Title: A Good Neighbour (London Lads #3)
Author: Clare London
Publisher: Dreamspinner Press
Publishing Date: April 19, 2017 (2nd Edition)
Genre: Contemporary, MM Romance
Page/Word Count: 60 / 18,825
Rating: 3 Stars
A London Lads Story
A secret affair can’t go on forever.
Dylan Philips admits it himself: he’s a relentlessly single man in a small suburban town, both proud of and resigned to being a good teacher and a devoted nephew to his mischievous great-aunts.
When the aunts take a hand in matchmaking him with Josie Whitman, the girl who lives along the street, Dylan doesn’t tell them what kind of soul mate he’s really looking for—and the fact that he’s already found the man in question. It’s not Josie who’s travelling from London every month to her town property, but her journalist brother Neal. And Dylan meets up with Neal whenever he can.
But decisions must be made for their future. Dylan is risk-averse to everything from overseas travel to coming out, whereas Neal embraces adventure—and now he wants to take Dylan with him.
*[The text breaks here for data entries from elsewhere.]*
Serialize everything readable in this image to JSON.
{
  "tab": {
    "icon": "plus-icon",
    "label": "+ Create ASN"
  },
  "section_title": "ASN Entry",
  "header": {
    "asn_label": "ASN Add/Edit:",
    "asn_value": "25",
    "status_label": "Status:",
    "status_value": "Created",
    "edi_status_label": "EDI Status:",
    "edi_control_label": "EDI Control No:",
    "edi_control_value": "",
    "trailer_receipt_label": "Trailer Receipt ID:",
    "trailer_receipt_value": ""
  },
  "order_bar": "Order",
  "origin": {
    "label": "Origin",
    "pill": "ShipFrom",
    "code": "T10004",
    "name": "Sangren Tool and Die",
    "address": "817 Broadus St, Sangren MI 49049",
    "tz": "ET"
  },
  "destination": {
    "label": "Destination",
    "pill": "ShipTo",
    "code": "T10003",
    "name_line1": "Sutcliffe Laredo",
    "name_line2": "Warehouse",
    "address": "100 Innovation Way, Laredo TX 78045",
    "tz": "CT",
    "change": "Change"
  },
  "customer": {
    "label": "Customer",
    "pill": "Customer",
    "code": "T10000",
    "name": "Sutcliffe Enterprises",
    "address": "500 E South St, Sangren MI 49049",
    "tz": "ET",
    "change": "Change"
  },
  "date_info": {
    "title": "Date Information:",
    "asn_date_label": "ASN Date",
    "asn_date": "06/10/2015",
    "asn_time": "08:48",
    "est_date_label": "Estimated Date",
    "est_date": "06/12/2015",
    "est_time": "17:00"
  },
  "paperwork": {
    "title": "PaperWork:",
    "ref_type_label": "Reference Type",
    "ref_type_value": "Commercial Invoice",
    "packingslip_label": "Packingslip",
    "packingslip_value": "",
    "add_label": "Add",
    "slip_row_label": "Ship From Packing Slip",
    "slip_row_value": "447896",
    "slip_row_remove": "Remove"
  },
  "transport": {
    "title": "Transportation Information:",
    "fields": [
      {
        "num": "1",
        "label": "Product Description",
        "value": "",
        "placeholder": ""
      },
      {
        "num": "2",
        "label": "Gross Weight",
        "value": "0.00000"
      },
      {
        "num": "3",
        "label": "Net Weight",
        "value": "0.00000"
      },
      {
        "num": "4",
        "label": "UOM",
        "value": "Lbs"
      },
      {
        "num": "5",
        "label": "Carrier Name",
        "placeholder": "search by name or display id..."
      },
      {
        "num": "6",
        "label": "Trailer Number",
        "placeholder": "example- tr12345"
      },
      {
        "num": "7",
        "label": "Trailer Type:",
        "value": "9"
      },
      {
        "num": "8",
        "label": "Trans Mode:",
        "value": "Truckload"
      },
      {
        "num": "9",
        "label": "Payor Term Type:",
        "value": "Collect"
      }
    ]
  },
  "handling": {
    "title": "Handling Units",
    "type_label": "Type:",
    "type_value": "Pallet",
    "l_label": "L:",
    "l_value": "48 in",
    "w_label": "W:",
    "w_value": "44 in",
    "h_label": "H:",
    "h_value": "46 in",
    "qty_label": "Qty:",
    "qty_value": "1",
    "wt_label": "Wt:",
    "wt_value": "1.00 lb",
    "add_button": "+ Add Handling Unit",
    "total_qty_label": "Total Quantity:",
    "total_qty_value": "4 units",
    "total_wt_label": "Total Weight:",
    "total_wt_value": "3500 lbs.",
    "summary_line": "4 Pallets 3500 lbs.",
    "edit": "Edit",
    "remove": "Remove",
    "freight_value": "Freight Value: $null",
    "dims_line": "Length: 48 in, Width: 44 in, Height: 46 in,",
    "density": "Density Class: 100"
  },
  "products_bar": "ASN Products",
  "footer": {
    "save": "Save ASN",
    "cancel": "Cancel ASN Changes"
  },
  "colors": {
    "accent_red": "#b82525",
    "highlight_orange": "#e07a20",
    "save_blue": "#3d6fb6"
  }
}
Horrified that his chance at love will move even further out of his reach, Dylan realises it’s time for him to own up to what kind of man he really is. He needs to find courage and compromise. And who knows whether the great-aunts will be a help or a hindrance with that?
♦ Personal Thought ♦
“You see why I call him my home?”
“And you,” I said, refusing to look away, my voice starting to waver. “And you are my adventure.”
A Good Neighbour is a delightfully sweet addition to the London Lads series. It told a story of Dylan, a not-so-out teacher with two loving and – of course! – meddling great aunts, Bess and Mitzi. Reading their banter – or in Dylan’s case, deflecting his aunts’s good-intentioned nosiness – was entertaining. From these, readers would suspect early on what Dylan couldn’t seem to grasp: his supposedly secret was not secret at all.
Personally, I thought Dylan was a bit of a worrywart, very oblivious, and didn’t give his loved ones much credit. Those didn’t sound so great characters in a teacher, did it. Fortunately, I also thought him likable despite AND in spite of it all, which in turn made it easier for me to like the book.
Another thing that emitted “darn it!” from this reader is the not much amount of Dylan and Neal’s interaction here. Quite a number of them even only narrated from Dylan’s recollection. I wish Neal could have had his own POV to give insight to his feeling and more depth to the story.
All in all, this novella works for one looking for a feel good story sprinkled with some tea time. Well, at least it worked for me. 🙂
Advanced copy of this book is kindly provided by the author in exchange for an honest review.